February 8, 2014

14850, 13068, and 13053: Colors Don't Quite Tell the Story

I was surprised a couple of months ago by a story on "Super Zips" in the Washington Post. The story was mostly about the concentration of wealthy well-educated people in neighborhoods around Washington, DC, but the map showed some interesting data for around here.

As I expected, we have no "Super Zips", places in the top 5% of wealth and education (calculated in some strange way to produce a spread across a range). Tompkins County does stand out from its neighbors, as do many collegetowns:

Tompkins County-ish.
Zip code data on wealth and education for the Tompkins County area.
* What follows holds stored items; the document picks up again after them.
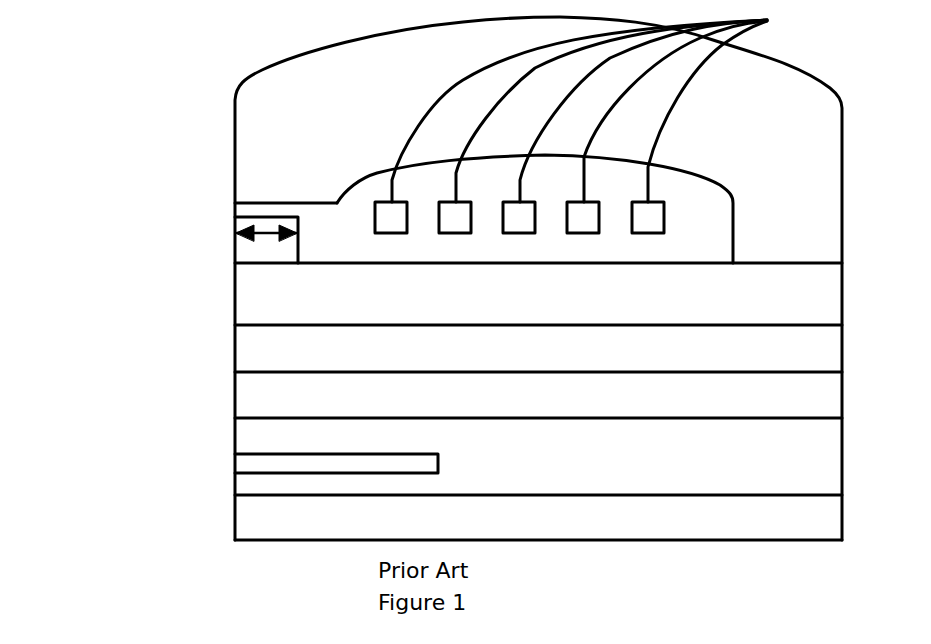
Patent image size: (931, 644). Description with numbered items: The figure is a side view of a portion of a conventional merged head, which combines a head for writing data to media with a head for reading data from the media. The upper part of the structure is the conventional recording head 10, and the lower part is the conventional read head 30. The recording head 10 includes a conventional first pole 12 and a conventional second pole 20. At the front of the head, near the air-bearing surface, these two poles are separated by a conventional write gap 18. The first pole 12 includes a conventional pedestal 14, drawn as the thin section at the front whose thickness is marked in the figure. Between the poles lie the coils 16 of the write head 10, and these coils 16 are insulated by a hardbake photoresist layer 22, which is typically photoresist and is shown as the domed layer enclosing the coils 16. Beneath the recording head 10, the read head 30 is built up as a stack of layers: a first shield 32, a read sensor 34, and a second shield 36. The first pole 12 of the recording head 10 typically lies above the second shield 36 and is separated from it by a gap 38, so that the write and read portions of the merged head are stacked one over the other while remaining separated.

The conventional recording head 10 is at (91, 18).
The first pole (P1) 12 is at (153, 218).
The pedestal 14 is at (210, 217).
The coils 16 is at (767, 20).
The write gap 18 is at (233, 209).
The second pole (P2) 20 is at (233, 140).
The hardbake photoresist layer 22 is at (377, 173).
The conventional read head 30 is at (104, 372).
The first shield (S1) 32 is at (233, 515).
The read sensor 34 is at (233, 463).
The second shield 36 is at (233, 402).
The gap 38 is at (233, 339).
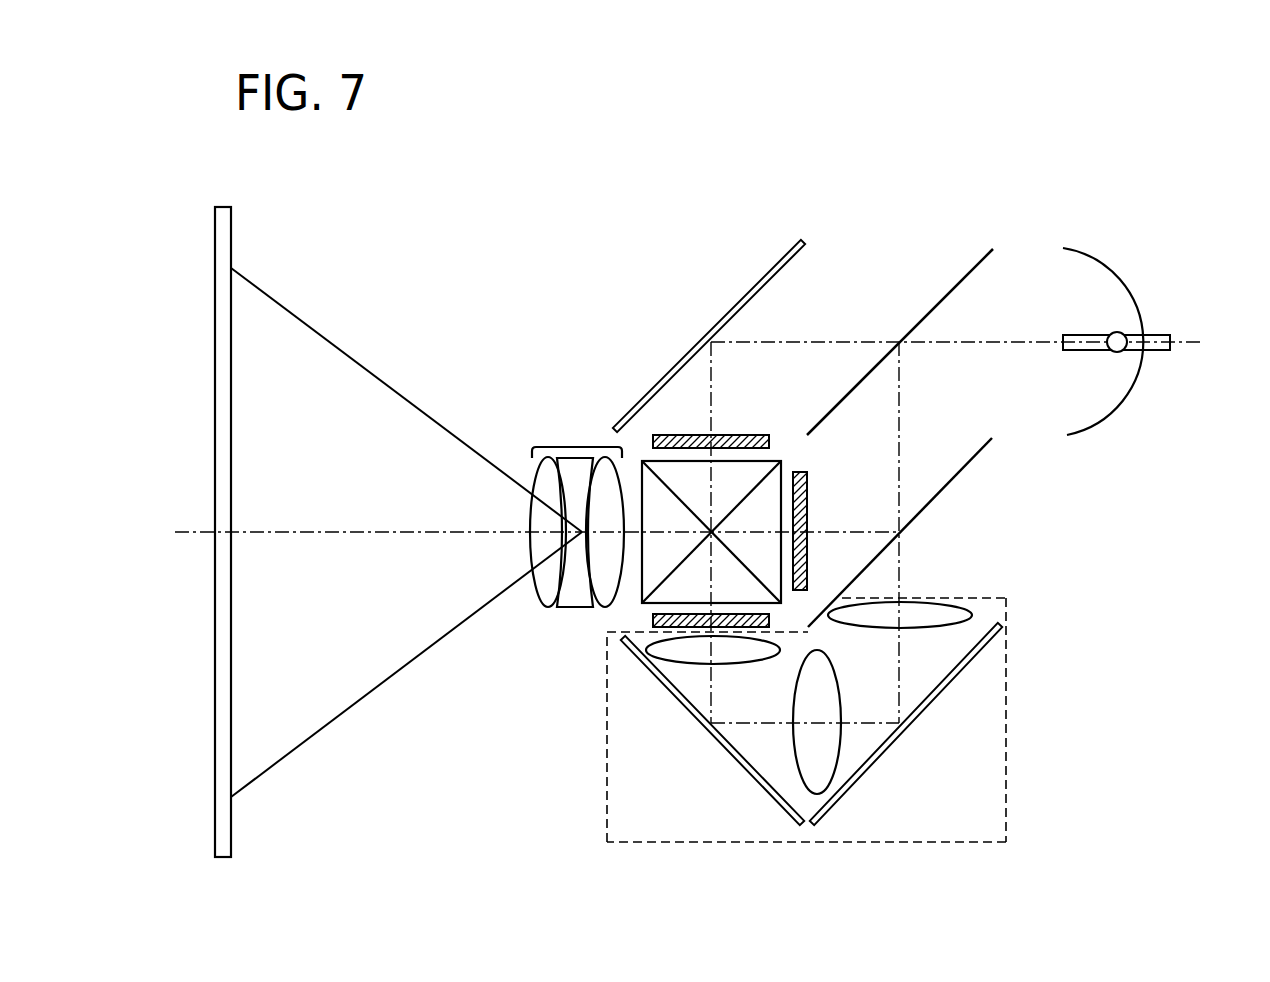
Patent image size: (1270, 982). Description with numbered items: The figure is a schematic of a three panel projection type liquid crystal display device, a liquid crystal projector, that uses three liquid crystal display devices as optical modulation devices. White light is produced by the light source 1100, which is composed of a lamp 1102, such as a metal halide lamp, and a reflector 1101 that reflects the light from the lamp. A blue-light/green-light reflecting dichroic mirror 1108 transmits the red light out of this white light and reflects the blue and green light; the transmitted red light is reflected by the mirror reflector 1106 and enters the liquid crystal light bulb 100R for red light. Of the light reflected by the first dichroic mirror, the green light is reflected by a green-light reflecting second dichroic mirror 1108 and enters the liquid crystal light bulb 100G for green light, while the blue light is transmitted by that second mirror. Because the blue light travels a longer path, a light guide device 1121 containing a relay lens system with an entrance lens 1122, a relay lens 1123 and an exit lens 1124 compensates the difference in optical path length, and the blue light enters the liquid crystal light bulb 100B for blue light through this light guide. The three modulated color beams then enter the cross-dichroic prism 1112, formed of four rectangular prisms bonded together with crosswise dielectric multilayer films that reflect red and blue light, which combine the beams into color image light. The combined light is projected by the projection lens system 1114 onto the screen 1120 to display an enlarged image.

The light source 1100 is at (1100, 236).
The reflector 1101 is at (1123, 393).
The lamp 1102 is at (1120, 332).
The mirror reflector 1106 is at (737, 298).
The dichroic mirror 1108 is at (947, 288).
The cross-dichroic prism 1112 is at (658, 567).
The projection lens system 1114 is at (570, 447).
The screen 1120 is at (231, 748).
The light guide device 1121 is at (1006, 765).
The entrance lens 1122 is at (930, 612).
The relay lens 1123 is at (830, 740).
The exit lens 1124 is at (667, 648).
The liquid crystal light bulb for red light 100R is at (730, 432).
The liquid crystal light bulb for green light 100G is at (810, 510).
The liquid crystal light bulb for blue light 100B is at (653, 625).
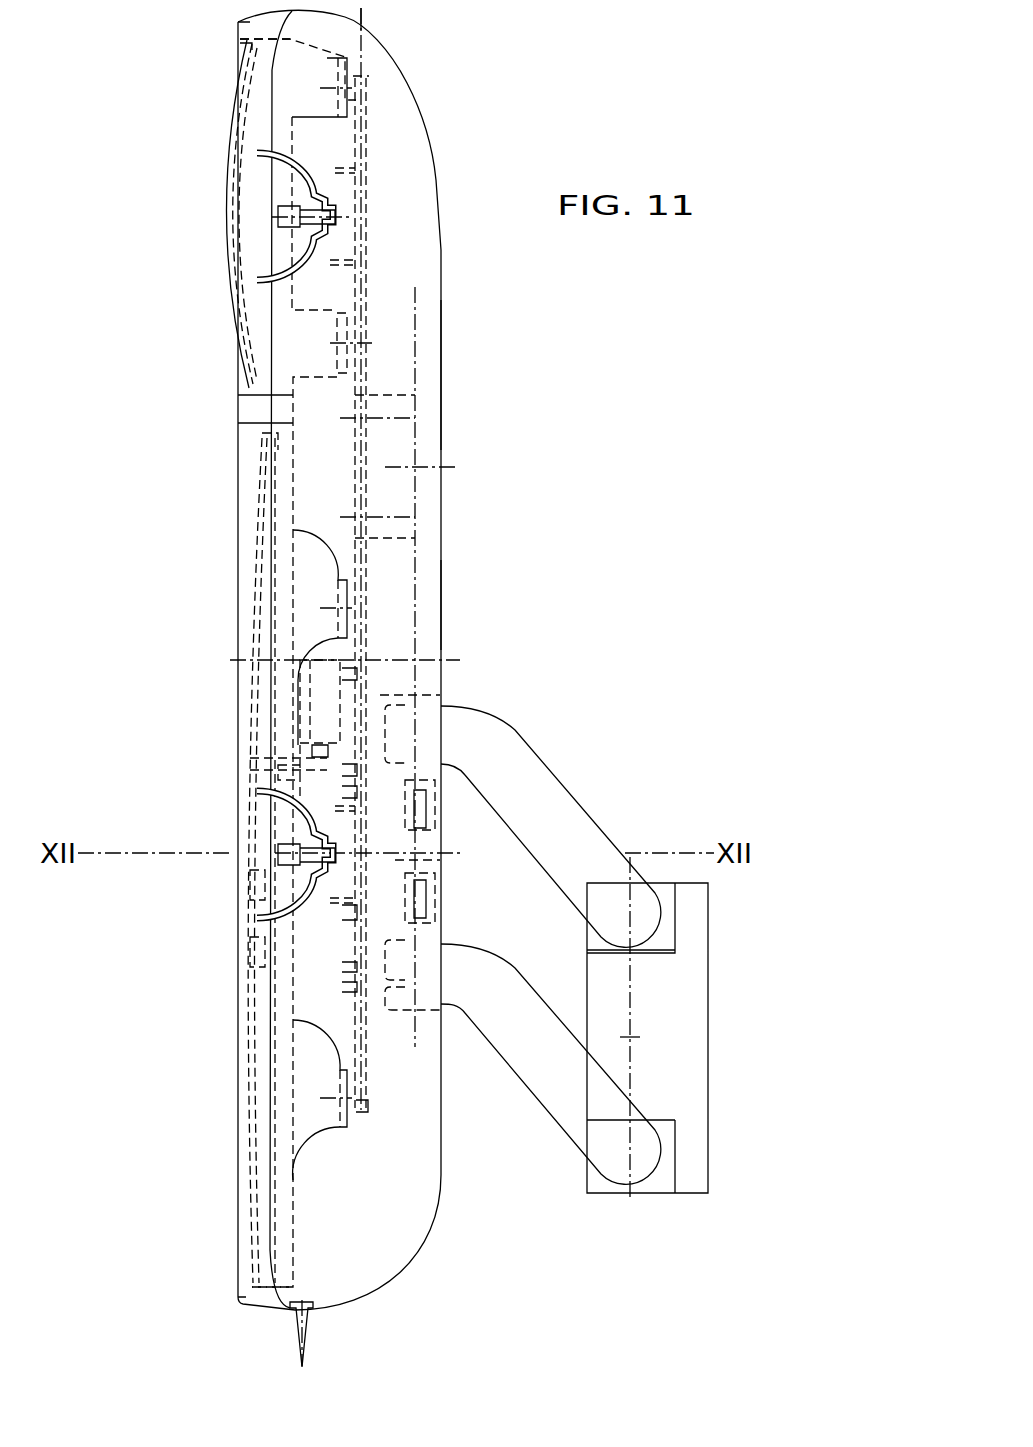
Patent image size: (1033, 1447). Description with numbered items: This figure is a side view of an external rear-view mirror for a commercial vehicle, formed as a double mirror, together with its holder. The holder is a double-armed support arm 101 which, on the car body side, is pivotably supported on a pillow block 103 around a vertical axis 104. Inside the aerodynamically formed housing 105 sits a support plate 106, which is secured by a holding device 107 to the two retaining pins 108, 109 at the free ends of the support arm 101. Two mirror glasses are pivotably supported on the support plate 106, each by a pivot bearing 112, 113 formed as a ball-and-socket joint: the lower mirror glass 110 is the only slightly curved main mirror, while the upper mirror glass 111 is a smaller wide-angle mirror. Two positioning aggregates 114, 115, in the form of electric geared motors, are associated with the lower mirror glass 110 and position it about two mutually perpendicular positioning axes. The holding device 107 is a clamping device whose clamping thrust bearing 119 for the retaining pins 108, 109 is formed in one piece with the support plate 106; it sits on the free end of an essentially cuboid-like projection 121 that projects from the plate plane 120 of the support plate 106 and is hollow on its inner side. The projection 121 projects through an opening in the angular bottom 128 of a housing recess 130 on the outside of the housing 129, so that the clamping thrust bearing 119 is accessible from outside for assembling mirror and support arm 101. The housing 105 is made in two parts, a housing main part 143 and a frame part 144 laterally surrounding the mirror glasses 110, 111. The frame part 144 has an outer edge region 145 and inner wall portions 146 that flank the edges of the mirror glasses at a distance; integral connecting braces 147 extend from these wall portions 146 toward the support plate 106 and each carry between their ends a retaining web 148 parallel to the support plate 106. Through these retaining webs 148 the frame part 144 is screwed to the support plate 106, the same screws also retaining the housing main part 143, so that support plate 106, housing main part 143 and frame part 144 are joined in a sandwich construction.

The part that's most interesting to me, though, is that the Freeville and Dryden zip codes are in the same band as the Ithaca zip code. The local standouts are Lansing, which is just wealthier to reach the next color band, and Newfield, which isn't.
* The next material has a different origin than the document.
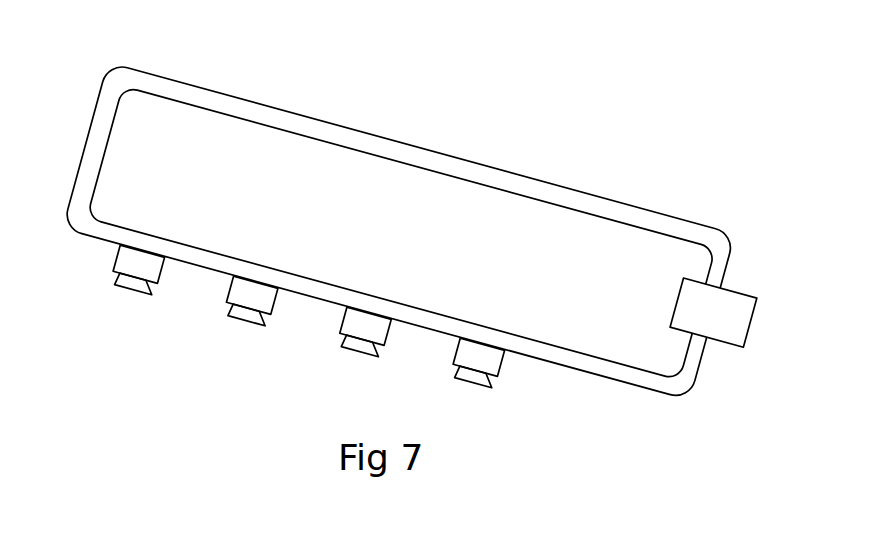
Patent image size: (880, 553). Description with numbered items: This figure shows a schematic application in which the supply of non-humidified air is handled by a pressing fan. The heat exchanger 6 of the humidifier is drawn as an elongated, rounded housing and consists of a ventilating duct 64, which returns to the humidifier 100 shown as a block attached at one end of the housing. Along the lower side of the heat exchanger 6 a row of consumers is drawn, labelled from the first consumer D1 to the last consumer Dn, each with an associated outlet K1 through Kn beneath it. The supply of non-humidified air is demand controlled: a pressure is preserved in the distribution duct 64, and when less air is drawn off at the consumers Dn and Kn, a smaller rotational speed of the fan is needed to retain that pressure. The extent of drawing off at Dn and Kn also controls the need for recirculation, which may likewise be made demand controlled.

Zip CodeMedian Household Income% College graduatesPosition
Dryden (13053)$63,32639%73
Freeville (13068)$61,75030%65
Ithaca (14850)$45,31162%65
Groton (13073)$53,57822%49
Brooktondale (14817)$49,56739%61
Lansing (14882)$67,60947%80
Newfield (14867)$44,66320%36
Trumansburg (14886)$55,54337%66
Cortland (13045)$44,40328%46

Looking at the data, though, it's pretty clear that the Dryden and Freeville zip codes are similar, but even though the Ithaca zip code is in the same color band, it's more about what the Post chose to value than deep similarity. Lansing changes color - but its rank of exactly 80 was the bottom score needed to do that.

Maps don't always tell stories as neatly as they promise.